Hannes, materializzatosi dal nulla – la stava osservando da tempo, controllando che non si ferisse – le era balzato accanto, afferrandola per la collottola.
«Hai bisogno di me?» le aveva domandato bruscamente: la sua voce ruvida, da amante del tabacco, mal si addiceva a ciò che aveva appena chiesto.
Il gigante era ombroso, non di rado tetro, di certo taciturno: già il fatto che avesse emesso parola era miracoloso.
«
Oh, è una sciocchezza…» aveva replicato lei, agitando i ricci, e ridendo di quella risata dura e impacciata che aveva, quando si trovava in forte imbarazzo.

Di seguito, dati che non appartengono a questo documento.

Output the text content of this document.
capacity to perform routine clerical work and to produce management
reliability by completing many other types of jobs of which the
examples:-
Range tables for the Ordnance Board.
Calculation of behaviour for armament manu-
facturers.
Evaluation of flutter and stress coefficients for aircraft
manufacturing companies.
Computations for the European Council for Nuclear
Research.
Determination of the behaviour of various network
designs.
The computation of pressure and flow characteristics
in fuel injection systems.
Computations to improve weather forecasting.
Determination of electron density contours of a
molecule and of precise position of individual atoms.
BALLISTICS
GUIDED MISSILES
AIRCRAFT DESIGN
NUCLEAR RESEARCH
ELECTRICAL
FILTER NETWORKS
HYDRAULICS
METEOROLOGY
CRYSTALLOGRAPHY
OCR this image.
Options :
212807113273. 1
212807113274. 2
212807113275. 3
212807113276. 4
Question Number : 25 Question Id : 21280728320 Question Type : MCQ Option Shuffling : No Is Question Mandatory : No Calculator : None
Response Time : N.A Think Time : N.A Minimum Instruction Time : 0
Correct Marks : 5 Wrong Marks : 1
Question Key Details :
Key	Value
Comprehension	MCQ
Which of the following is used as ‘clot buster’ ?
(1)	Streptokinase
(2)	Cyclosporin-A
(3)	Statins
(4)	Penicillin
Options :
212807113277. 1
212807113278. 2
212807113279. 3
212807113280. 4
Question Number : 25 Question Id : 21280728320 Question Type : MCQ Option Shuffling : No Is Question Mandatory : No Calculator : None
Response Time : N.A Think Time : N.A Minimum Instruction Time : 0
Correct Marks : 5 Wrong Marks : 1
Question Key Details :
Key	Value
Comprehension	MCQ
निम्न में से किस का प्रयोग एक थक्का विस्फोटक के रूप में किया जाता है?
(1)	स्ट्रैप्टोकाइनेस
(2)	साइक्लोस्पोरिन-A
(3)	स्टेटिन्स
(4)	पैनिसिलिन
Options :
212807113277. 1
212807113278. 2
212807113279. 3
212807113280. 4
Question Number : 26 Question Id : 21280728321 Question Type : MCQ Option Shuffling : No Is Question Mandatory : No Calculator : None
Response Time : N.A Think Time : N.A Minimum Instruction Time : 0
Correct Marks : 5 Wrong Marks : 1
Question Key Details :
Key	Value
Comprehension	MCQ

Adesso vedrà quanto sono appuntiti i miei denti e, certamente, smetterà di corrermi appresso come un mastino.”
E in quel momento, la sciocca renarde, riuscì davvero a provar vergogna per i suoi dentini; chiuse la bocca, gettando un’occhiata timorosa – ben poco era rimasto della coquine che tormentava balocchi umani – al volto corrucciato del suo soccorritore, a quegli occhi di denso carbone.
«Tu devi chiamarmi sempre, per qualsiasi cosa.»
Una frase certo teatrale, ma proferita con la semplice determinazione dei giuramenti.
Hannes, infatti, le aveva promesso fedeltà.
Non ci sarà ghianda che non sarò disposto a strappare dal ramo, quercia tanto alta da impedirmi di coglierti al volo” – ma era Mileena, forse, un fiore spelacchiato? – “quando scivolerai, per colpa delle tue sciocche scarpette.”
E da quel pomeriggio la volpe selvatica, adesso rabbiosa e tormentata, non mancò mai di trovare, sotto la quercia, qualcosa che Hannes-mastino fedele, portava per lei: una falena morta dalle ali miracolosamente intatte, un nido di piccole dimensioni ancora tiepido, un teschio di upupa dal biancore ottundente.
Il cuore rosso della monella si contrasse più e più volte: acqua nel suo deserto.
E pensò, con il sorriso mesto e paziente dei convalescenti, che davvero era stata ferita troppo a fondo – “Sono ben poca cosa, alla fine.” –   se arrivava a commuoversi per una gentilezza tanto inoffensiva.